Revisiting the performance improvements in Apache Spark 3

Adaptive Query Execution and Dynamic Partition Pruning under the hood

Radoslav Vlaskovski

Published in

Axel Springer Tech

7 min readJul 8, 2022

Apache Spark logo reference: https://spark.apache.org

Motivation

Apache Spark is one of the most popular engines for data processing. It provides APIs for SQL operations, Machine Learning and stream processing. When it comes to data processing there is hardly anything you can’t do with Spark. The most recent major version brought some valuable improvements in the optimization of the execution plan for batch processing. This blog post will revisit how these new features work and how effective they are.

My team, Business Integration from Axel Springer National Media & Tech, uses the Spark SQL API to process large amounts of data daily. The data is processed on multiple clusters with varying computational power. We apply different data transformations such as map, filter, join and aggregation. We have no user defined functions, because UDFs need their own user-defined rules to work well with Catalyst (Sparks Execution Plan Optimizer).
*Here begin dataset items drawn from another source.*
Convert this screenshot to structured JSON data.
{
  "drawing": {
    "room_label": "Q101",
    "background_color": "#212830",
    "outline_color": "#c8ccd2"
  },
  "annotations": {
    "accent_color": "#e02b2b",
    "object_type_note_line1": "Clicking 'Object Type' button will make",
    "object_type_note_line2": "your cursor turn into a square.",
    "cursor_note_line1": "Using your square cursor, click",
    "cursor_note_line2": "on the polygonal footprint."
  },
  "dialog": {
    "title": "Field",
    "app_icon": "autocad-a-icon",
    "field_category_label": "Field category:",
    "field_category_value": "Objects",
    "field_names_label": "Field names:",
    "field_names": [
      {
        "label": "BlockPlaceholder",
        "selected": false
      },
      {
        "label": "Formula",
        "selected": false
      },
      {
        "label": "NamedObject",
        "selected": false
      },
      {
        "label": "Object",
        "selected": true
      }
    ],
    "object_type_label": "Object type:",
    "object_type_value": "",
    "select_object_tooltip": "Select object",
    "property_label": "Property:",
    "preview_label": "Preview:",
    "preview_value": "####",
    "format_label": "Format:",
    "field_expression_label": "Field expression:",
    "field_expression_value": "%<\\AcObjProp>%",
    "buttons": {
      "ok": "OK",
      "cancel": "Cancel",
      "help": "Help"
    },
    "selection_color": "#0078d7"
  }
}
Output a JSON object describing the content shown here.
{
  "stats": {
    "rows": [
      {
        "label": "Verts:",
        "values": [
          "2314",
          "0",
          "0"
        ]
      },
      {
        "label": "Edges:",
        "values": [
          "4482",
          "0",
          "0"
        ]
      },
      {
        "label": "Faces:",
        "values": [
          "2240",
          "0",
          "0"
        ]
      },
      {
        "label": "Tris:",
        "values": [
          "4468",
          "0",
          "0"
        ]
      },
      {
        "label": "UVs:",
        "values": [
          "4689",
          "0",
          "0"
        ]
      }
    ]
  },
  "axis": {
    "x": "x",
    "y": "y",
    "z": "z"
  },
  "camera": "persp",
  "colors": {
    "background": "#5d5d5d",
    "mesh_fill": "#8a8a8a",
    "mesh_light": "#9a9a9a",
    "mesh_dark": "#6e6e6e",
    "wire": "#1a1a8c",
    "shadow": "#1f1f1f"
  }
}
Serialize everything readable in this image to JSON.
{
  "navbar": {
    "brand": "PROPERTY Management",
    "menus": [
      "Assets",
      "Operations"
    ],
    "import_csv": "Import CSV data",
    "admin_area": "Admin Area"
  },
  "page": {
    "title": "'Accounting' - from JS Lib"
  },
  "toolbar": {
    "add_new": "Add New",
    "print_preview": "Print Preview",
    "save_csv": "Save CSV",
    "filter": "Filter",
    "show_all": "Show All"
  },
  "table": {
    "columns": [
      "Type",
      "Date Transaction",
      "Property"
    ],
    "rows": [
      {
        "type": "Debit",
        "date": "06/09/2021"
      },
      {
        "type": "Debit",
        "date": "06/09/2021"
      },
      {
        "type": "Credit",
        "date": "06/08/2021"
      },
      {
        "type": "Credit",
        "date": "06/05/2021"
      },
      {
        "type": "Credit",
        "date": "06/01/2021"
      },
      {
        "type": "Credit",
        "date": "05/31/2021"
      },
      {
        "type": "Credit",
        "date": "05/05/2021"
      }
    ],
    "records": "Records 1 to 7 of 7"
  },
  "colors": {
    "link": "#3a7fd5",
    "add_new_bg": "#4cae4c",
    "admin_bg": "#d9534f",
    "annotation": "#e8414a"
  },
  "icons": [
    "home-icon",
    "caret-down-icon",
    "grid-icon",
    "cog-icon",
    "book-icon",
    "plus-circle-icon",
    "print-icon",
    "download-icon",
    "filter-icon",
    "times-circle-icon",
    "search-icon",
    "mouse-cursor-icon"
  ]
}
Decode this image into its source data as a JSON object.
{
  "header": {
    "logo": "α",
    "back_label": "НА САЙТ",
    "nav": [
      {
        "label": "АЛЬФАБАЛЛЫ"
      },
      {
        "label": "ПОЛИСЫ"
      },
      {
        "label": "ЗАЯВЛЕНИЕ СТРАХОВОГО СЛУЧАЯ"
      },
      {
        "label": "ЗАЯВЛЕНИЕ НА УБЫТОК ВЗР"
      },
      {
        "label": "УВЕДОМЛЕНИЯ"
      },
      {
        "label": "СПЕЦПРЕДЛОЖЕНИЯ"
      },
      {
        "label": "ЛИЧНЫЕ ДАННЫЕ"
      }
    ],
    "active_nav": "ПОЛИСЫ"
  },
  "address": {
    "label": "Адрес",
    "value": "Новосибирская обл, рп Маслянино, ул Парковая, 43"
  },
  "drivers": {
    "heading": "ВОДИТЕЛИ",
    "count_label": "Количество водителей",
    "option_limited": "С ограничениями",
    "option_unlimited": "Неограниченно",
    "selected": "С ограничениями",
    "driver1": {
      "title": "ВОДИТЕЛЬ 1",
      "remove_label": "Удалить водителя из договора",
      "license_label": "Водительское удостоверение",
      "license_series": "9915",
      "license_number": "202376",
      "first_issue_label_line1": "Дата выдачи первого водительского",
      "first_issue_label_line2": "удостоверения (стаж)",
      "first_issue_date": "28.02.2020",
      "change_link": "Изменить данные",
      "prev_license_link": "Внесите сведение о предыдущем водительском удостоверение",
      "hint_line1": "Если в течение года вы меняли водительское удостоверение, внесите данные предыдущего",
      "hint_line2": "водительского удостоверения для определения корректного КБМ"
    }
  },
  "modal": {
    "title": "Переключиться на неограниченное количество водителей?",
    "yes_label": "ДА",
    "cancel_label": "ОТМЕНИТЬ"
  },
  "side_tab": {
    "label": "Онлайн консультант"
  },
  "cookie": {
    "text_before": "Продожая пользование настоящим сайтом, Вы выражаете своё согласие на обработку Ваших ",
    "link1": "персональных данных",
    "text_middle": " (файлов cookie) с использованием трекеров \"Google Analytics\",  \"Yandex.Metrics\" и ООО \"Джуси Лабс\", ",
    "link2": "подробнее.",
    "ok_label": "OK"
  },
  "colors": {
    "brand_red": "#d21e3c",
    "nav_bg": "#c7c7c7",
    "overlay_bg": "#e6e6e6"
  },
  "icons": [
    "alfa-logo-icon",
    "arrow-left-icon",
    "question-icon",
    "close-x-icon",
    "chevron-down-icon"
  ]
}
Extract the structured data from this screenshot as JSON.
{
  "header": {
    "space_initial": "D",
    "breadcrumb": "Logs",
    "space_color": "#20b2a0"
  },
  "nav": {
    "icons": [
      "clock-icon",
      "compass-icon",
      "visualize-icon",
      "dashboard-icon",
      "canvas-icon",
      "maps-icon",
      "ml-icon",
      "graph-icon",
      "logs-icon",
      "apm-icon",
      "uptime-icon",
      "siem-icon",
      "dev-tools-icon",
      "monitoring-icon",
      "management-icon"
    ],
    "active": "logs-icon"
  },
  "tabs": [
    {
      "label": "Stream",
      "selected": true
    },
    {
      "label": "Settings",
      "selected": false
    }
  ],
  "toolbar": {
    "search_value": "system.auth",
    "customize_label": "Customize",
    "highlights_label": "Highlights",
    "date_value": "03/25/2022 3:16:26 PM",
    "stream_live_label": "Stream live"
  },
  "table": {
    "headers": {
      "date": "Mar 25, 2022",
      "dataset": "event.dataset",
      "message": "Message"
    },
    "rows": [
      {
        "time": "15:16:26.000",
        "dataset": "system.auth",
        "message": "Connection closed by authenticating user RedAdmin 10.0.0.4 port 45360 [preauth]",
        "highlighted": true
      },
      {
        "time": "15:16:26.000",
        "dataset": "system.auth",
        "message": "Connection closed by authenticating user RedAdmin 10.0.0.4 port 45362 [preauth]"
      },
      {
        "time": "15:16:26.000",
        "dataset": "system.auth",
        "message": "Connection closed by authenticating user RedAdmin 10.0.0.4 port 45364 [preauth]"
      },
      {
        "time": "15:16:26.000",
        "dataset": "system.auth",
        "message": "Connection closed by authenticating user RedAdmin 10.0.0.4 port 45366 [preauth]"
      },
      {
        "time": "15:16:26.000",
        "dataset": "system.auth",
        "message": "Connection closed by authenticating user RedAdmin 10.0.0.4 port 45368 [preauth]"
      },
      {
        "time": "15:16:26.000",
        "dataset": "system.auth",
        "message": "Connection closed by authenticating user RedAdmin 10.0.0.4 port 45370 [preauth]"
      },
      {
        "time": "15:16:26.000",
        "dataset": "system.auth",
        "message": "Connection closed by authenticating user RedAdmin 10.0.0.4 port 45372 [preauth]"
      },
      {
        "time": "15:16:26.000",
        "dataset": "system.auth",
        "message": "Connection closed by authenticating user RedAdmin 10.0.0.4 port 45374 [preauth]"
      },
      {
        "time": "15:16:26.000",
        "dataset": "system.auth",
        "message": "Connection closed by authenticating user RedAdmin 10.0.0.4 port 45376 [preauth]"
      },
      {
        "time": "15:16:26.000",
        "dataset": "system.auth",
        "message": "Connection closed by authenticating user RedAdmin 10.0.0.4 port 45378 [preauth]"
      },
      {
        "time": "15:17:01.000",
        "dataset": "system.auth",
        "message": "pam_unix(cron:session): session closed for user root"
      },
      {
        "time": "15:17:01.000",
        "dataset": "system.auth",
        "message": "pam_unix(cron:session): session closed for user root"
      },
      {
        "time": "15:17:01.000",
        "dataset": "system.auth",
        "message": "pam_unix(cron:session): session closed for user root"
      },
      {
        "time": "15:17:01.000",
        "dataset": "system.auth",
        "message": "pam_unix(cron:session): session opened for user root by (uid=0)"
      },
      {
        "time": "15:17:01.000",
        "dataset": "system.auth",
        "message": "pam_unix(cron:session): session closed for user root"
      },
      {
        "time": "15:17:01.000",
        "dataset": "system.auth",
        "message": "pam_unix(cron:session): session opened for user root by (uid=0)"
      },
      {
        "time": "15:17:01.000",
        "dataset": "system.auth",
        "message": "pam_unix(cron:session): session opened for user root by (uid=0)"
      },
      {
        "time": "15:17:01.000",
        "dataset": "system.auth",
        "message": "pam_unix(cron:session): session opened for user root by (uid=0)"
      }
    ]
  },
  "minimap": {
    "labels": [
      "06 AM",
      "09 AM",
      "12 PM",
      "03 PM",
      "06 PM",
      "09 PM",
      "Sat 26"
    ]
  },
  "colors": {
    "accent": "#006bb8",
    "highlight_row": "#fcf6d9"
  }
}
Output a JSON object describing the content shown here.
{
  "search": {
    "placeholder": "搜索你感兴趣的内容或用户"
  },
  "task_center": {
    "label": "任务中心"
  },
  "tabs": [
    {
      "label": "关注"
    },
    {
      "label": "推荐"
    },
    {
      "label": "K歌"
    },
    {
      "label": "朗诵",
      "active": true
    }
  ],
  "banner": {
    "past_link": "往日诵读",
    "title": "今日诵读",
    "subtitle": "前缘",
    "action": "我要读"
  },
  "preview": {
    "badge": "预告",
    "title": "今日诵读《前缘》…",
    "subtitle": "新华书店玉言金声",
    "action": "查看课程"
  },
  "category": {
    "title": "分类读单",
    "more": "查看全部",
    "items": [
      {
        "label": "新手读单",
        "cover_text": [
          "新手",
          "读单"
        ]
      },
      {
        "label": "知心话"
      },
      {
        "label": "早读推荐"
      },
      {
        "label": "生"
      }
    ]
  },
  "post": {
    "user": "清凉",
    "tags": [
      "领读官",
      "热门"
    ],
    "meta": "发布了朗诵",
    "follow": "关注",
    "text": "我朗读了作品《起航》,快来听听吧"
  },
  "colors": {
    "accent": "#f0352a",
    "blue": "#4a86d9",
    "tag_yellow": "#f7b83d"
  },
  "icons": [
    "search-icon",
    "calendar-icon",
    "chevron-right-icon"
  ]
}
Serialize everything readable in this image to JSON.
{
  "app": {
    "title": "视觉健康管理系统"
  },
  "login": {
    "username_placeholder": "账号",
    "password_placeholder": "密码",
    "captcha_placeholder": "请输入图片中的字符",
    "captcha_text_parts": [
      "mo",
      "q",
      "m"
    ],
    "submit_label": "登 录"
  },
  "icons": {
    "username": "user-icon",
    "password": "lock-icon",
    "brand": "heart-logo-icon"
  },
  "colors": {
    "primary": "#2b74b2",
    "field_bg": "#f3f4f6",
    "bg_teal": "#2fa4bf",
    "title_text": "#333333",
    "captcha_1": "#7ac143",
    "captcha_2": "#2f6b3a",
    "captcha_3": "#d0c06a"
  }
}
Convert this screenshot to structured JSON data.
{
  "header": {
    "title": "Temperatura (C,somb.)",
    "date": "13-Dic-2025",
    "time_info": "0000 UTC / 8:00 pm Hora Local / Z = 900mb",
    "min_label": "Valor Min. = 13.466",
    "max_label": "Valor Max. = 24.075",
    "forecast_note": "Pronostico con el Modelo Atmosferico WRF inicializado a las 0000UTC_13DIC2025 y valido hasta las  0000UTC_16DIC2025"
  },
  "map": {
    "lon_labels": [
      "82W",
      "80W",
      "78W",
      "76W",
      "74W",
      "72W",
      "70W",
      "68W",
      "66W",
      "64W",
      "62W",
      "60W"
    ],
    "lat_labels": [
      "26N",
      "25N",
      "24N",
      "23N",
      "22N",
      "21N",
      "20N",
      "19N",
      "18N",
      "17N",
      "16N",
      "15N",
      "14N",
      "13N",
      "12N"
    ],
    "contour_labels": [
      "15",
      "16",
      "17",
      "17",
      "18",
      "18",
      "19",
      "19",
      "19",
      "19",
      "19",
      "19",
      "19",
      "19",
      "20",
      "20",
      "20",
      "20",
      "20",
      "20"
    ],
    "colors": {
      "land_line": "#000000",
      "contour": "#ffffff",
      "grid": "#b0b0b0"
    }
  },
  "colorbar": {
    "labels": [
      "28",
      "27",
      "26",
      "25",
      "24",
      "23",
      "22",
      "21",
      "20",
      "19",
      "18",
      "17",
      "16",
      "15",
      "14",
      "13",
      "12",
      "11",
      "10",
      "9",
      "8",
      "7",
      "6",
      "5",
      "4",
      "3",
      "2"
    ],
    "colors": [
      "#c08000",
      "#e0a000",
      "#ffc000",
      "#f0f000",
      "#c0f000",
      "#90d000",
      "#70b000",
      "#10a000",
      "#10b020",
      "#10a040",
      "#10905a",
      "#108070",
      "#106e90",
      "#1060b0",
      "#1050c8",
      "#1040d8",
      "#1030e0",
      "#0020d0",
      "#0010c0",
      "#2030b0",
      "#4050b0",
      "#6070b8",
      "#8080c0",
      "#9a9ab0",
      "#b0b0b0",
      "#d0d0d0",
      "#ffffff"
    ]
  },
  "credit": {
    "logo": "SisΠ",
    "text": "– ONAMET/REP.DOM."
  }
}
To transform the query language to a set of operations for execution, Spark creates the following set of execution plans:

Parsed logical plan — created when the code is correctly parsed.
Optimized logical plan — Catalyst further optimizes the logical plan.
Physical plan — Spark computes an execution plan for the cluster.

Improving the effectiveness of plan optimization was the focus for the latest major update of Spark. In this blog post I will focus on its two biggest features, namely Adaptive Query Execution and Dynamic Partition Pruning.

Adaptive Query Execution

The main highlight of Apache Spark 3.x is Adaptive Query Execution (AQE) — a technique to optimize the execution graph at runtime. During execution Spark collects statistics for the already executed steps. Then based on these statistics, it adjusts the execution plan. This happens in the following ways:

Dynamically switching join strategies

Spark uses the runtime statistics to determine the appropriate join strategy. This is done to avoid sort-merge join in favor of either broadcast or shuffled hash join. However, the Spark documentation recommends the developers to always specify the join type, when possible.

Dynamically optimizing skew joins

Data skew occurs when data is unevenly distributed among partitions in the cluster. AQE detects skewness and creates smaller tasks to prevent it. For example, if we have a join with 4 tasks, where one takes a long time because of skewness, then AQE will split it into 5 evenly-distributed tasks. This will make better use of the computational resources. Later on I provide an example for this feature of AQE.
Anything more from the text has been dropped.